Cependant, il serait vain de ne voir dans cette guerre civile qu’une confrontation interethnique. Ces peuples, qui appartiennent à quatre religions principales (le bouddhisme, religion officielle depuis 1972, pour 62 % de la population, l’hindouisme pour 17 %, le christianisme pour 8 % et l’islam pour 7 %), vivent, en effet, mêlés depuis toujours et les clivages ethniques, linguistiques et religieux se superposent. En fait, il s’agit plutôt d’un ensemble d’affrontements qui ont, à l’origine, des motivations politiques comme, par exemple, la persistance depuis le début des années 1970 d’un terrorisme cinghalais de révolutionnaires ultranationalistes représenté par le JVP (Janatha Vimukthi Peramuna ou Front populaire de libération) dans la partie sud du pays.
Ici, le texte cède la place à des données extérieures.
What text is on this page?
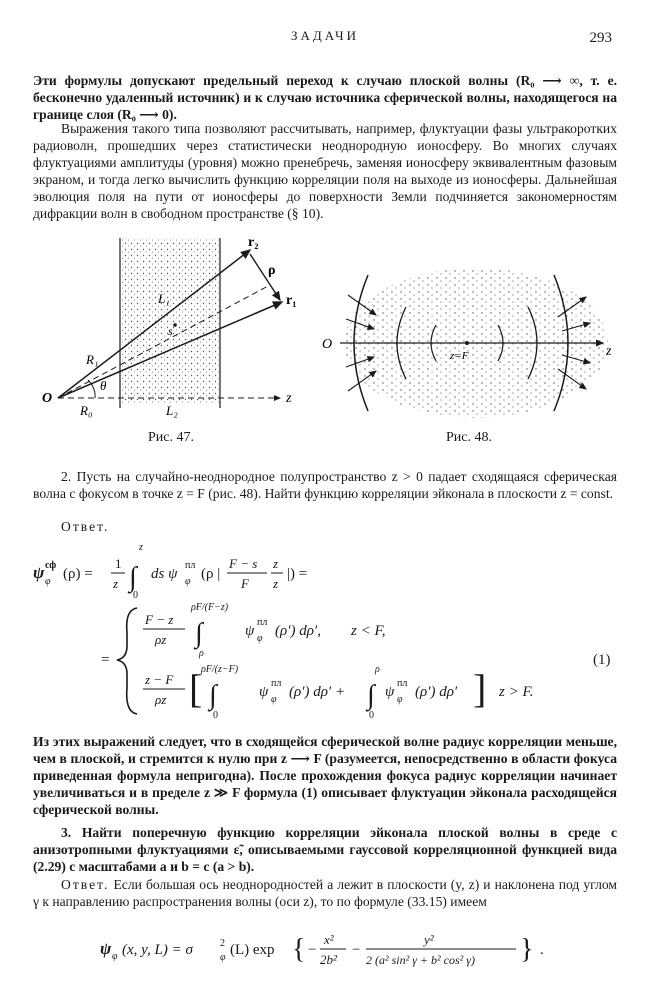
ЗАДАЧИ	293

Эти формулы допускают предельный переход к случаю плоской волны (R₀ ⟶ ∞, т. е. бесконечно удаленный источник) и к случаю источника сферической волны, находящегося на границе слоя (R₀ ⟶ 0).

Выражения такого типа позволяют рассчитывать, например, флуктуации фазы ультракоротких радиоволн, прошедших через статистически неоднородную ионосферу. Во многих случаях флуктуациями амплитуды (уровня) можно пренебречь, заменяя ионосферу эквивалентным фазовым экраном, и тогда легко вычислить функцию корреляции поля на выходе из ионосферы. Дальнейшая эволюция поля на пути от ионосферы до поверхности Земли подчиняется закономерностям дифракции волн в свободном пространстве (§ 10).

r₂
r₁
ρ
L₁
s
R₁
θ
O
R₀	L₂
z
Рис. 47.
O
z=F	z
Рис. 48.

2. Пусть на случайно-неоднородное полупространство z > 0 падает сходящаяся сферическая волна с фокусом в точке z = F (рис. 48). Найти функцию корреляции эйконала в плоскости z = const.

Ответ.

ψ сф
φ (ρ) =
1
z ∫
z
0
ds ψ
пл
φ (ρ |
F − s
F
z
z
|) =
=
F − z
ρz ∫
ρF/(F−z)
ρ
ψ
пл
φ (ρ′) dρ′, z < F,
z − F
ρz [ ∫
ρF/(z−F)
0
ψ
пл
φ (ρ′) dρ′ + ∫
ρ
0
ψ
пл
φ (ρ′) dρ′ ] z > F.
(1)

Из этих выражений следует, что в сходящейся сферической волне радиус корреляции меньше, чем в плоской, и стремится к нулю при z ⟶ F (разумеется, непосредственно в области фокуса приведенная формула непригодна). После прохождения фокуса радиус корреляции начинает увеличиваться и в пределе z ≫ F формула (1) описывает флуктуации эйконала расходящейся сферической волны.

3. Найти поперечную функцию корреляции эйконала плоской волны в среде с анизотропными флуктуациями ε̃, описываемыми гауссовой корреляционной функцией вида (2.29) с масштабами a и b = c (a > b).

Ответ. Если большая ось неоднородностей a лежит в плоскости (y, z) и наклонена под углом γ к направлению распространения волны (оси z), то по формуле (33.15) имеем

ψ φ (x, y, L) = σ	2
φ (L) exp { −
x²
2b²
−
y²
2 (a² sin² γ + b² cos² γ) } .
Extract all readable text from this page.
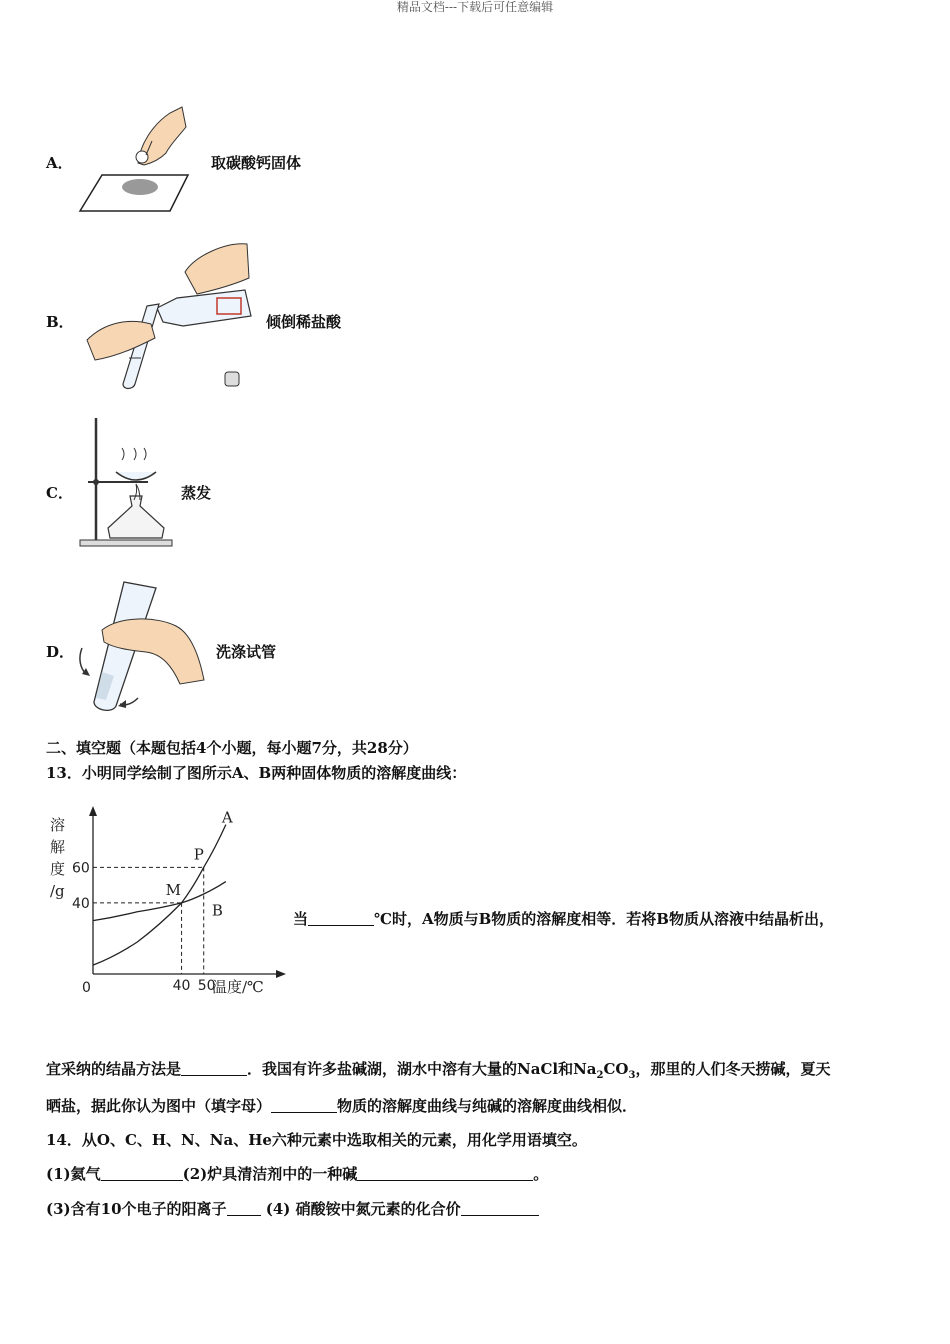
精品文档---下载后可任意编辑
A．	取碳酸钙固体
B．	倾倒稀盐酸
C．	蒸发
D．	洗涤试管
二、填空题（本题包括4个小题，每小题7分，共28分）
13．小明同学绘制了图所示A、B两种固体物质的溶解度曲线：
溶
解
度
/g
温度/℃
0
60
40
40 50
P
M
A
B	当	℃时，A物质与B物质的溶解度相等．若将B物质从溶液中结晶析出，
宜采纳的结晶方法是	．我国有许多盐碱湖，湖水中溶有大量的NaCl和$Na_2CO_3$，那里的人们冬天捞碱，夏天
晒盐，据此你认为图中（填字母）	物质的溶解度曲线与纯碱的溶解度曲线相似．
14．从O、C、H、N、Na、He六种元素中选取相关的元素，用化学用语填空。
(1)氦气	(2)炉具清洁剂中的一种碱	。
(3)含有10个电子的阳离子 (4) 硝酸铵中氮元素的化合价
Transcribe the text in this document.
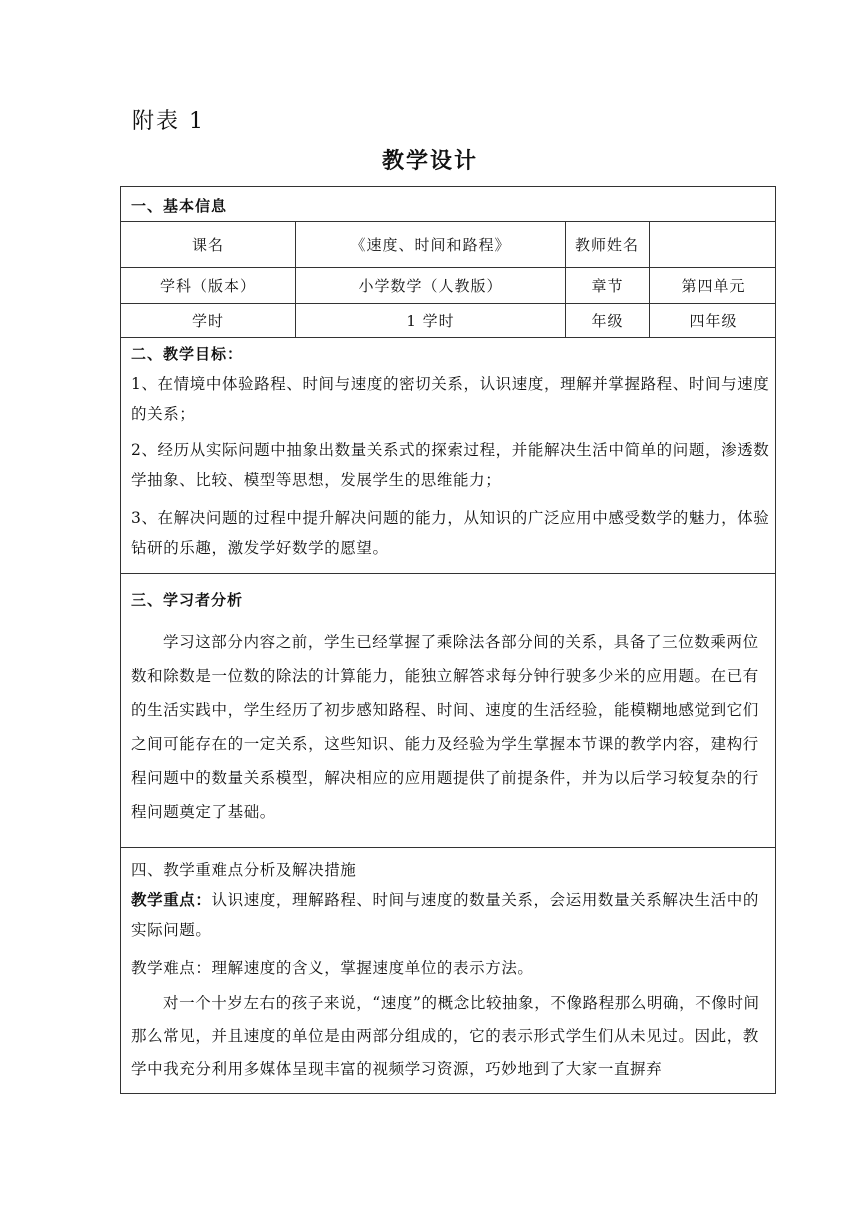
附表 1
教学设计
一、基本信息
课名	《速度、时间和路程》	教师姓名
学科（版本）	小学数学（人教版）	章节	第四单元
学时	1 学时	年级	四年级
二、教学目标：
1、在情境中体验路程、时间与速度的密切关系，认识速度，理解并掌握路程、时间与速度的关系；
2、经历从实际问题中抽象出数量关系式的探索过程，并能解决生活中简单的问题，渗透数学抽象、比较、模型等思想，发展学生的思维能力；
3、在解决问题的过程中提升解决问题的能力，从知识的广泛应用中感受数学的魅力，体验钻研的乐趣，激发学好数学的愿望。
三、学习者分析
学习这部分内容之前，学生已经掌握了乘除法各部分间的关系，具备了三位数乘两位数和除数是一位数的除法的计算能力，能独立解答求每分钟行驶多少米的应用题。在已有的生活实践中，学生经历了初步感知路程、时间、速度的生活经验，能模糊地感觉到它们之间可能存在的一定关系，这些知识、能力及经验为学生掌握本节课的教学内容，建构行程问题中的数量关系模型，解决相应的应用题提供了前提条件，并为以后学习较复杂的行程问题奠定了基础。
四、教学重难点分析及解决措施
教学重点：认识速度，理解路程、时间与速度的数量关系，会运用数量关系解决生活中的实际问题。
教学难点：理解速度的含义，掌握速度单位的表示方法。
对一个十岁左右的孩子来说，“速度”的概念比较抽象，不像路程那么明确，不像时间那么常见，并且速度的单位是由两部分组成的，它的表示形式学生们从未见过。因此，教学中我充分利用多媒体呈现丰富的视频学习资源，巧妙地到了大家一直摒弃
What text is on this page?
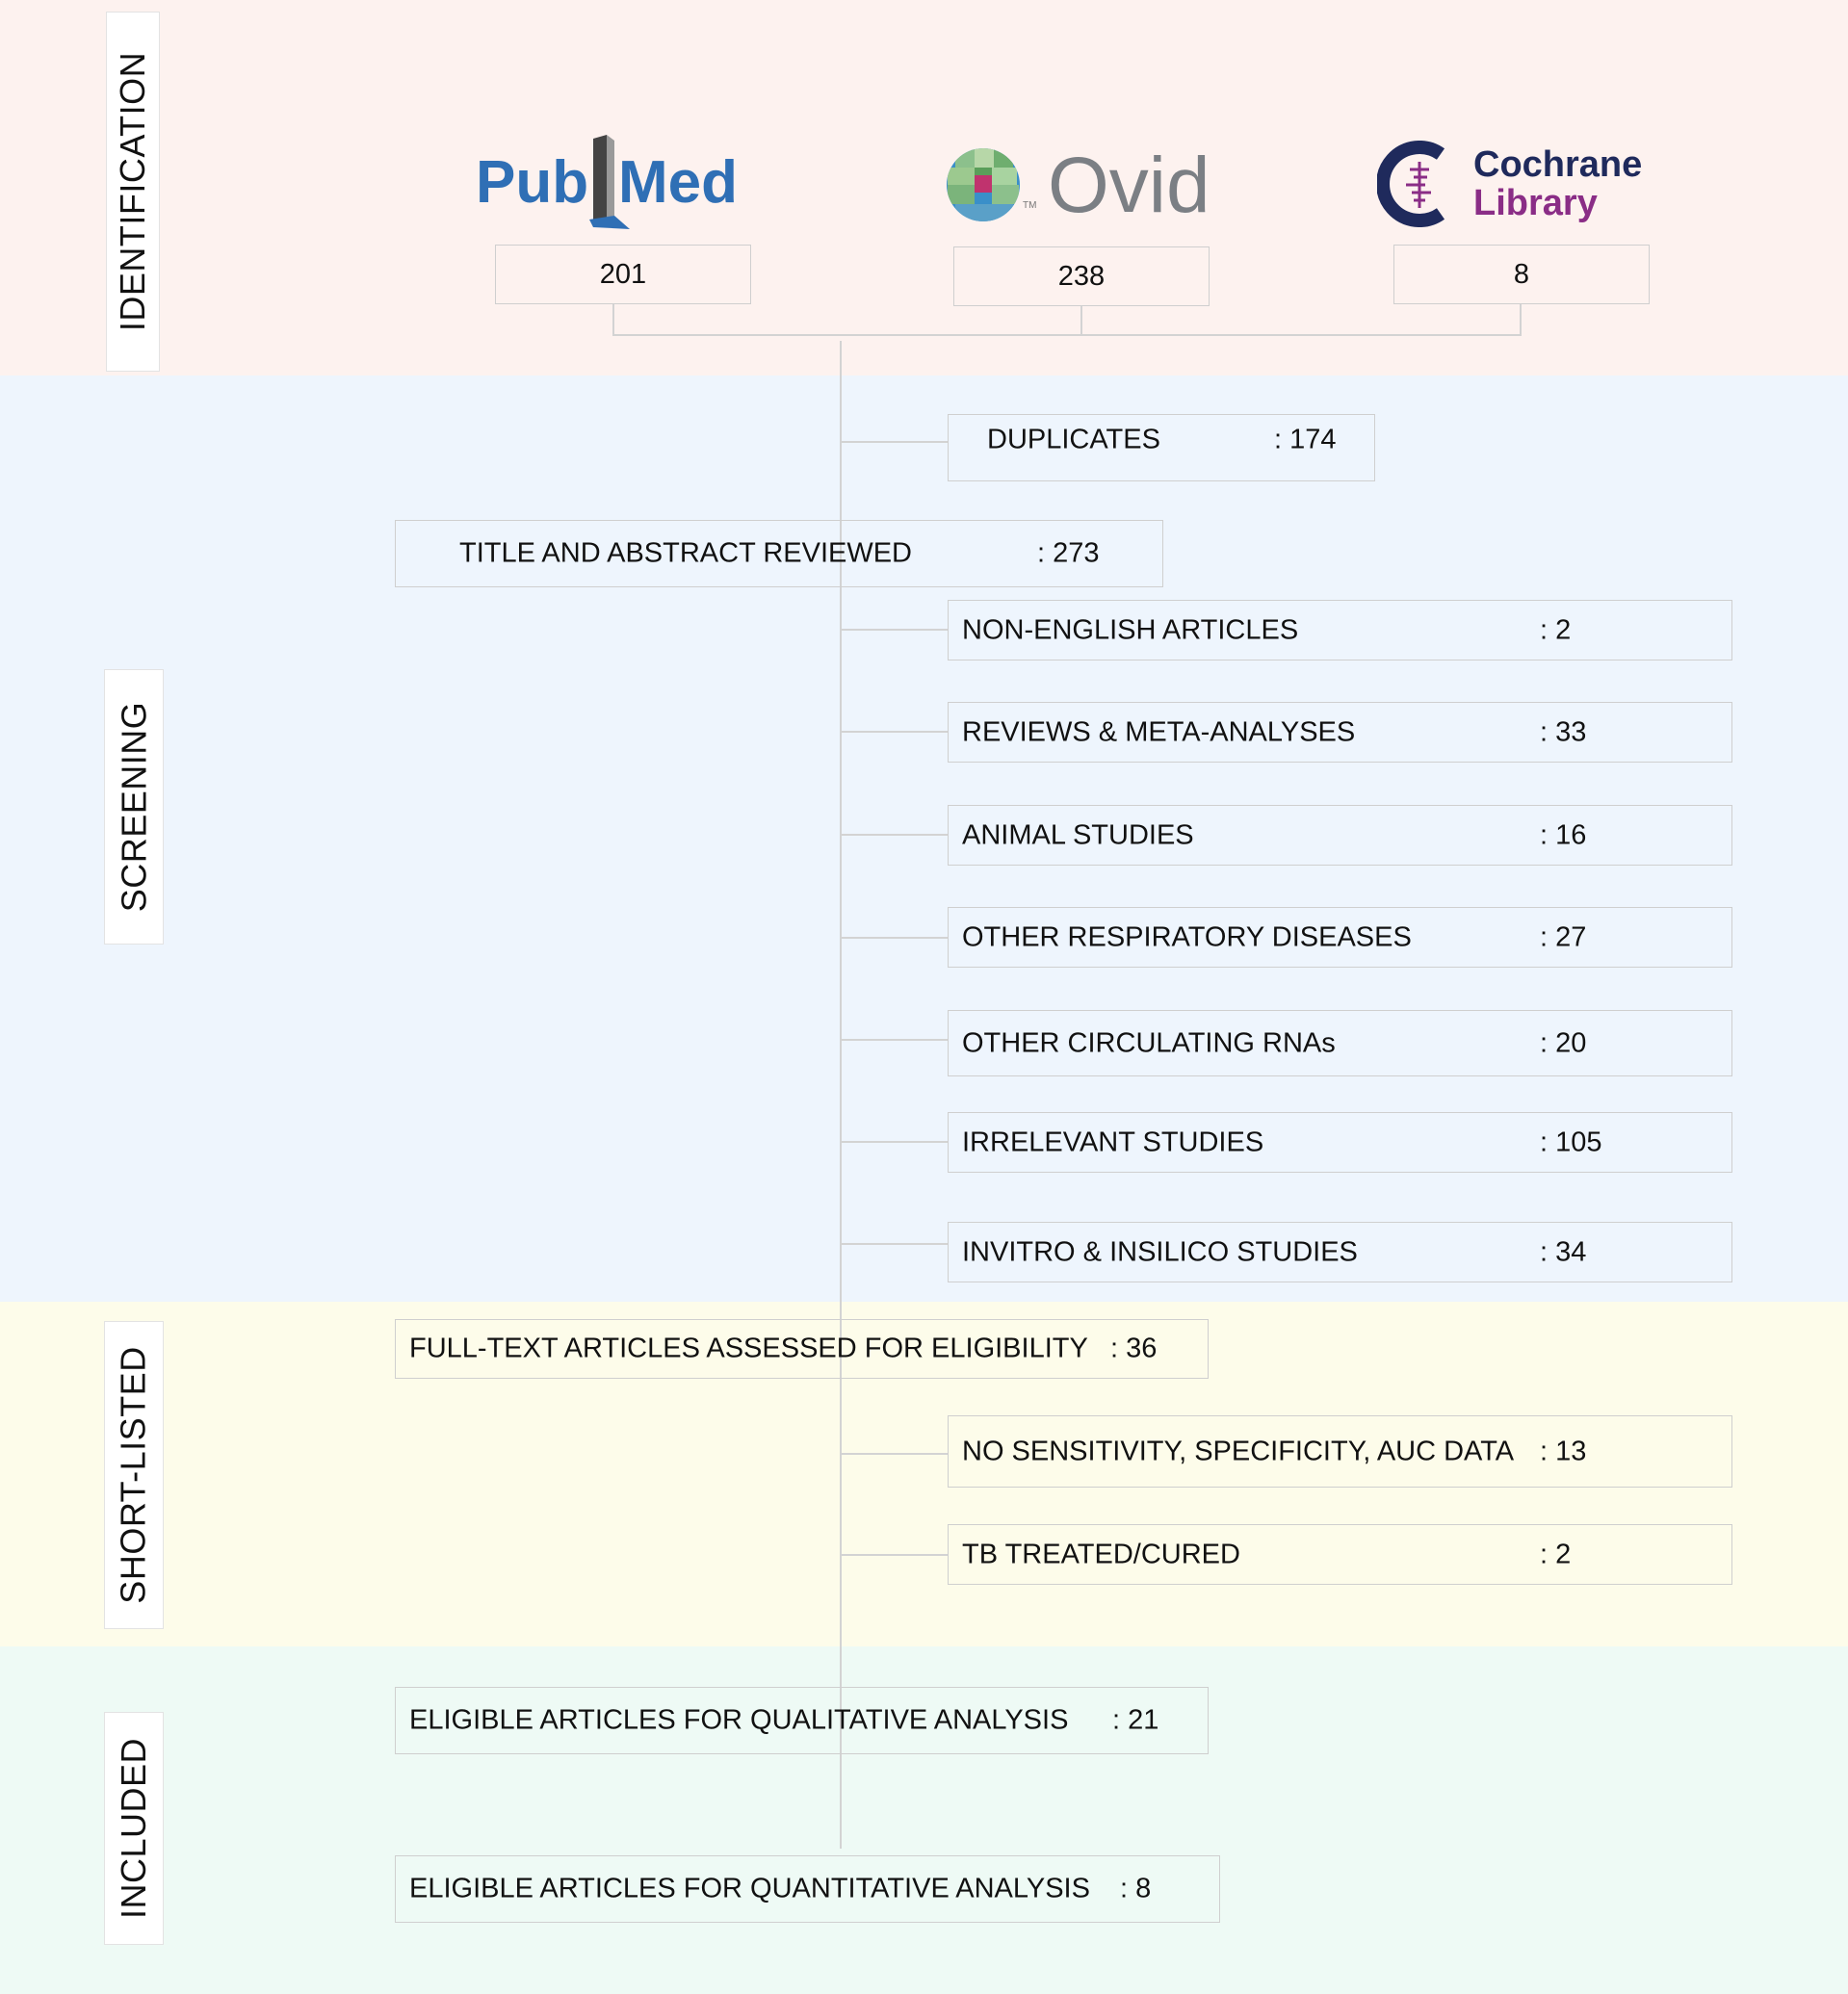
IDENTIFICATION
SCREENING
SHORT-LISTED
INCLUDED
Pub Med
201
TM Ovid
238
Cochrane
Library
8
DUPLICATES	: 174
TITLE AND ABSTRACT REVIEWED	: 273
NON-ENGLISH ARTICLES	: 2
REVIEWS & META-ANALYSES	: 33
ANIMAL STUDIES	: 16
OTHER RESPIRATORY DISEASES	: 27
OTHER CIRCULATING RNAs	: 20
IRRELEVANT STUDIES	: 105
INVITRO & INSILICO STUDIES	: 34
FULL-TEXT ARTICLES ASSESSED FOR ELIGIBILITY : 36
NO SENSITIVITY, SPECIFICITY, AUC DATA : 13
TB TREATED/CURED	: 2
ELIGIBLE ARTICLES FOR QUALITATIVE ANALYSIS : 21
ELIGIBLE ARTICLES FOR QUANTITATIVE ANALYSIS : 8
La situation politique depuis 1988
Avec l’élection, le 19 décembre 1988, de M. Ranasinghe Premadasa au poste de président de la République, le conflit sri lankais prenait une nouvelle orientation. En effet, son programme électoral prônait principalement le retour à la paix civile et le départ du contingent indien, l’IPKF (Indian Peace Keeping Force) qui, déployé dans l’île depuis les accords de Colombo en juillet 1987, compta jusqu’à 100 000 hommes.
Les relations entre les deux pays se sont donc dégradées au moment où les troupes indiennes, composées en majorité d’Indiens du Nord, accomplissaient loyalement leur tâche en combattant le LTTE (plus de 1 150 soldats indiens ont trouvé la mort au cours de leur mission de pacification). Le retrait, qui s’est accéléré depuis la défaite électorale, en novembre 1989, de M. Rajiv Gandhi, ne fut effectif qu’en mars 1990.
La priorité du gouvernement sri lankais en 1989 fut d’écraser la rébellion sanglante du JVP dans le sud du pays. Au prix de nombreuses violations des droits de l’homme, de disparitions et d’exécutions sommaires, cet objectif fut atteint en décembre 1989. Le régime sri lankais, les mains libres au sud du pays, pouvait donc se « consacrer » pendant l’année 1990 à la sécession tamoule dans le nord et l’est de l’île, où les règlements de compte entre les différentes factions rivales faisaient de nombreuses victimes, en particulier dans la population civile tamoule.
La cruauté et l’efficacité du LTTE à éliminer les autres défenseurs de la cause tamoule (en particulier le PLOTE, People’s Liberation Organization of Tamil Eelam, et le EPRLF, Eelam People’s Revolutionary Liberation Front) ont clarifié la situation en 1990 puisque, pour subsister, ces derniers mouvements se sont alliés à Colombo en vue de combattre le LTTE.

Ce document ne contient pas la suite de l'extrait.